Identification of Opaque3 (O3) using Map-based cloning and the MutMap method.

(A) The O3 locus was first mapped to the long arm of chromosome 7 between the markers RM22097 and RM22166.

(B) Identification of genomic regions possibly harboring causal mutations for o3 mutants using MutMap. The red curves represent SNP index plots on chromosome 7; the red arrowhead indicates a single peak detected in the primary mapping region.

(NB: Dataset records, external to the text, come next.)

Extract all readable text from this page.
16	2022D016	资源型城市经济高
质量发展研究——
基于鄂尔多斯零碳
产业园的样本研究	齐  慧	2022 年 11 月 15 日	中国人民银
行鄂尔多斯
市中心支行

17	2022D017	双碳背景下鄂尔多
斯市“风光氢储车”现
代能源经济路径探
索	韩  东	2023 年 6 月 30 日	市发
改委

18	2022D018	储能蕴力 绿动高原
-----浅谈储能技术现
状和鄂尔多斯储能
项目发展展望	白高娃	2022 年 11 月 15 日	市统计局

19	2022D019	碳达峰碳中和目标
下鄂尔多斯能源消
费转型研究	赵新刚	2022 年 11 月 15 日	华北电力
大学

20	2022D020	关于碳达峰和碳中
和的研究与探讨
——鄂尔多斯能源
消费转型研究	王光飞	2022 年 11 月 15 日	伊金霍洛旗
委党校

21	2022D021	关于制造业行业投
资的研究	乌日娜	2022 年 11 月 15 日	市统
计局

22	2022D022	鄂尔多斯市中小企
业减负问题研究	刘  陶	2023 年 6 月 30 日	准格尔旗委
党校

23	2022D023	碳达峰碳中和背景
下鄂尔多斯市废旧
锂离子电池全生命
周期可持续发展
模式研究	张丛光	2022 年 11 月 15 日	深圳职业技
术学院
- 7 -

(C) Gene structure and mutation site in O3 (LOC_Os07g44950). A SNP (T to C) caused a change from Leu-139 to Pro-139 in the encoded protein.

(D) Grain appearance and SG morphology of the WT, o3 mutant, complementation lines (o3 mutant expressing O3; Com1 and Com2), and O3 knockout lines (cr1 and cr2). Insets show transverse sections of representative grains. Scale bars, 2 mm (top) and 5 μm (bottom).

(E) Relative expression level of O3 in developing endosperm of WT, o3, Com1, Com2, cr1, and cr2.

(F–I) 1000-grain weight (F), total protein content (G), total starch content (H), and amylose content (I) of WT, o3, Com1, Com2, cr1, and cr2 grains.

Data in (E–I) are means ± SD from at least three biological replicates. Significant differences are indicated by different letters according to Student’s t-test.

(J) SDS-PAGE profiles of total storage proteins of WT, o3, Com1, Com2, cr1, and cr2 dry grains.